Witch Prophet is a queer, Ethiopian/Eritrean, singer/songwriter, the Co-Founder and Director of Toronto based collective/ label 88 Days Of Fortune, and member of feminist-based electro dub hop group 'Above Top Secret'.

She has shared the stage with and opened for acts like TheeSatisfaction, Shabazz Palaces, Lido Pimienta, A Tribe Called Red, Diana King, Shad, Clairmont The Second, SAMMUS, The Cliks, Rae Spoon, Zaki Ibrahim, Kae Sun, LAL, and many more. 
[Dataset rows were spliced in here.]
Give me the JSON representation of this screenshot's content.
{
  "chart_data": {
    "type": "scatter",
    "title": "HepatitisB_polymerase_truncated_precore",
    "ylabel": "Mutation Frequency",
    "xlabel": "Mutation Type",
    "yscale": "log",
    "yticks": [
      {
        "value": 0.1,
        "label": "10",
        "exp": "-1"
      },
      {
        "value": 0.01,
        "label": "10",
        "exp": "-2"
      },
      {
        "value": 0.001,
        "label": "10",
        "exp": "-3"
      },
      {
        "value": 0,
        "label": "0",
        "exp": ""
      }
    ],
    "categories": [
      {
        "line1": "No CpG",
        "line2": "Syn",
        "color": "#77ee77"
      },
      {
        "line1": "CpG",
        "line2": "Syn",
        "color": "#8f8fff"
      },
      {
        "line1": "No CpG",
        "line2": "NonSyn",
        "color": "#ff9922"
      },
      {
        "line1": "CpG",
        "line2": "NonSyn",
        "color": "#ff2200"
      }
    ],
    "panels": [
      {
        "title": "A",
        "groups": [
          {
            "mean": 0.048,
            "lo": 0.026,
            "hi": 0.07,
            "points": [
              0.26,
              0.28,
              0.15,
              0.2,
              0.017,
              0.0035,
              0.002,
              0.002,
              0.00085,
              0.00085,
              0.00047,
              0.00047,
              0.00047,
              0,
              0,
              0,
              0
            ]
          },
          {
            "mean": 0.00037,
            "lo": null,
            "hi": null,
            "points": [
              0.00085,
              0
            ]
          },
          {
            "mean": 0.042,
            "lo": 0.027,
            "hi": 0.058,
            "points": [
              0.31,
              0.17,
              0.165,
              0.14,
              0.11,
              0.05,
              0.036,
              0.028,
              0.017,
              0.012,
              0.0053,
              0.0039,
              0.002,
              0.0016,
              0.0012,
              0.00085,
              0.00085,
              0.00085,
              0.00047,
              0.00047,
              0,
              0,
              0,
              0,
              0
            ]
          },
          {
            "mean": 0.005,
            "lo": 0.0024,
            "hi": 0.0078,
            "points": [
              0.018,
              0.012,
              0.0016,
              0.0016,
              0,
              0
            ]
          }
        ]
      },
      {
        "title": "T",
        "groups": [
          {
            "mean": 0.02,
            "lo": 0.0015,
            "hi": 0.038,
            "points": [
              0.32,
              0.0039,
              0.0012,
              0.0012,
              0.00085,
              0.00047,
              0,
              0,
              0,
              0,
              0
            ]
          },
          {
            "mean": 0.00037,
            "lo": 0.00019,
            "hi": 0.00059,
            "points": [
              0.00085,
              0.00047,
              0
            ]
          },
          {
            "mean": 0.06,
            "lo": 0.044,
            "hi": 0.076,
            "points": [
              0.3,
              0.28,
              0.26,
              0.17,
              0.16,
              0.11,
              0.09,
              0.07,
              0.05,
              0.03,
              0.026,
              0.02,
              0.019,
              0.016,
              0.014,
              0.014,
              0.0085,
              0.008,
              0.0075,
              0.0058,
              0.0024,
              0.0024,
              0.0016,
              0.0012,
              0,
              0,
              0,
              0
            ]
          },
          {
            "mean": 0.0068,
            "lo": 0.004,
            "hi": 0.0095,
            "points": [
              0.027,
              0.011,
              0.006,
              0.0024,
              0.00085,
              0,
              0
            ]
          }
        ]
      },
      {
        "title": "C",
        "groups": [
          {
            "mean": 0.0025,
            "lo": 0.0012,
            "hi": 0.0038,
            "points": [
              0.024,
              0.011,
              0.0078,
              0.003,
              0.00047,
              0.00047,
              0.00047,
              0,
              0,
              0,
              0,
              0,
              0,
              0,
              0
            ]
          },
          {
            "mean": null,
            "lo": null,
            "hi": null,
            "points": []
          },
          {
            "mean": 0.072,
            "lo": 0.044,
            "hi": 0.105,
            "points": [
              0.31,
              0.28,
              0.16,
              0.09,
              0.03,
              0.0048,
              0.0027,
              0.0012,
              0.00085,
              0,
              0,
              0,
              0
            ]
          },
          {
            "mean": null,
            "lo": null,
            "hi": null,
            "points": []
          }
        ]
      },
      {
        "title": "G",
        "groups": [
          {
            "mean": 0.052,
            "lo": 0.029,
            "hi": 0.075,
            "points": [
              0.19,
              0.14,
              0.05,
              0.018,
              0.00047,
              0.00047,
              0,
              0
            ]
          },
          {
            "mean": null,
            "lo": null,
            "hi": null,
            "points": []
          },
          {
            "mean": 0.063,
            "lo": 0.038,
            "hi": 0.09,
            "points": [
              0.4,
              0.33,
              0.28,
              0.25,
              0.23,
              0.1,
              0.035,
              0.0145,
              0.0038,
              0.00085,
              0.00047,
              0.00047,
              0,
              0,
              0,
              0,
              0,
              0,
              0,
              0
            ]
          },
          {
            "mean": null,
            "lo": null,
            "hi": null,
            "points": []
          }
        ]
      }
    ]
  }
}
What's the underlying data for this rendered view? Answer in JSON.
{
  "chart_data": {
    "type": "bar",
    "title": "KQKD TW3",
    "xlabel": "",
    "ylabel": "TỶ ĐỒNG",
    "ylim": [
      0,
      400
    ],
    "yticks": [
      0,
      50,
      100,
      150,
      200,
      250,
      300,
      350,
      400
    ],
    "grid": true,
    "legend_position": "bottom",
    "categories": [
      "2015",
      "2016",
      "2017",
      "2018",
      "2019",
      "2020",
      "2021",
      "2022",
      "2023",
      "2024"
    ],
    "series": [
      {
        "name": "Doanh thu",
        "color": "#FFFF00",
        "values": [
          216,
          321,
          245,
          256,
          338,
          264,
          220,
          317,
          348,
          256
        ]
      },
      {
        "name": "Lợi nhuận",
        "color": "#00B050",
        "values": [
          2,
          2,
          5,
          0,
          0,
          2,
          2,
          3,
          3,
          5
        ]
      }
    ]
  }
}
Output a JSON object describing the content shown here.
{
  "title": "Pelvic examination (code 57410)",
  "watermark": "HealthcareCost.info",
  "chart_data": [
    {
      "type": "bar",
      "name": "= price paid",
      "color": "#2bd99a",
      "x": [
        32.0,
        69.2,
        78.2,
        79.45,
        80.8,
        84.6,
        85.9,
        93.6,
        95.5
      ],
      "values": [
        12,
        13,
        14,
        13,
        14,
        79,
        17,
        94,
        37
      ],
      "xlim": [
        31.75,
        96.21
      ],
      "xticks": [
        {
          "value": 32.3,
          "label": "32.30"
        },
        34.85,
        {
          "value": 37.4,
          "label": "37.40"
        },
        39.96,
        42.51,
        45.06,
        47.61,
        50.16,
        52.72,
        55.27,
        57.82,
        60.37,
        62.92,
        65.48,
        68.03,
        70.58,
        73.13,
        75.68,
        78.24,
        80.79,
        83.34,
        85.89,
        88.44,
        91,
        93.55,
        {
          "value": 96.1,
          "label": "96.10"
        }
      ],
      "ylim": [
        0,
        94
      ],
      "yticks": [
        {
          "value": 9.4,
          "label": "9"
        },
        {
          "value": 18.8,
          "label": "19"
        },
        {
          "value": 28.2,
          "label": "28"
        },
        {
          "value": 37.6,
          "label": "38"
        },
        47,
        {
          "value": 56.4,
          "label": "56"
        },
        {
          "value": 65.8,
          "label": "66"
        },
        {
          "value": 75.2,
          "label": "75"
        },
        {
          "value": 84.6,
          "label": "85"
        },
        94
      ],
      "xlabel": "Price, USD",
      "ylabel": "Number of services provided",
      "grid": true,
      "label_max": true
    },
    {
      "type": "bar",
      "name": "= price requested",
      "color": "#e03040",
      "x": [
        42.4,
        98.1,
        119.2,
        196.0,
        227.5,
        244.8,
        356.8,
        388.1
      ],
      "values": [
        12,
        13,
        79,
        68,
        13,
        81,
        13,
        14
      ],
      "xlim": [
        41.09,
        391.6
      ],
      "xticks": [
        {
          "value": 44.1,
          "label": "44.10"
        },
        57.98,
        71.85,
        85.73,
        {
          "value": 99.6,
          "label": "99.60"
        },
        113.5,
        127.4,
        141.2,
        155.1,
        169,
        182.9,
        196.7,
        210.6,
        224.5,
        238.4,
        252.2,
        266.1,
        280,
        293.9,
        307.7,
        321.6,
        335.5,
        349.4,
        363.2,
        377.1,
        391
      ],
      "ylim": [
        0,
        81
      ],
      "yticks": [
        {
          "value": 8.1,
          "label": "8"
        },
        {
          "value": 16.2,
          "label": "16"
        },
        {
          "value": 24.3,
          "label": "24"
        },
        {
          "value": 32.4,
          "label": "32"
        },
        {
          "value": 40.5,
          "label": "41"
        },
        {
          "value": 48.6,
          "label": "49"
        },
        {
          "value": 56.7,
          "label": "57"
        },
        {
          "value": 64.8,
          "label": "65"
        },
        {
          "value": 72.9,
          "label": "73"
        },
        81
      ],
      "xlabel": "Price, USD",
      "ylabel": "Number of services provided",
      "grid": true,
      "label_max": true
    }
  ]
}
Toured Europe independently twice; playing shows in Paris, Amsterdam, London and Berlin, as well as performed at music festivals like: Black Women Rock, Manifesto, Wavelength, Pride Toronto, Soul Of Brooklyn, Montreal Jazz Festival, New Skool Rules, Sappy Fest, Slut Island, Electric Eclectic, Summerworks, Ottawa Capital Pride, Allied Media Conference, AFROPUNK, CMW, NXNE, Inside Out, Under The Volcano, International Women’s Fest and so many more!

Her solo EPs “H.P.B”, and "Architect of Heartbreak Remixes"  were met with great praise when released fall of 2016 and spring of 2017. As was her highly anticipated album “The Golden Octave” released via 88 Days Of Fortune May 18th, 2018.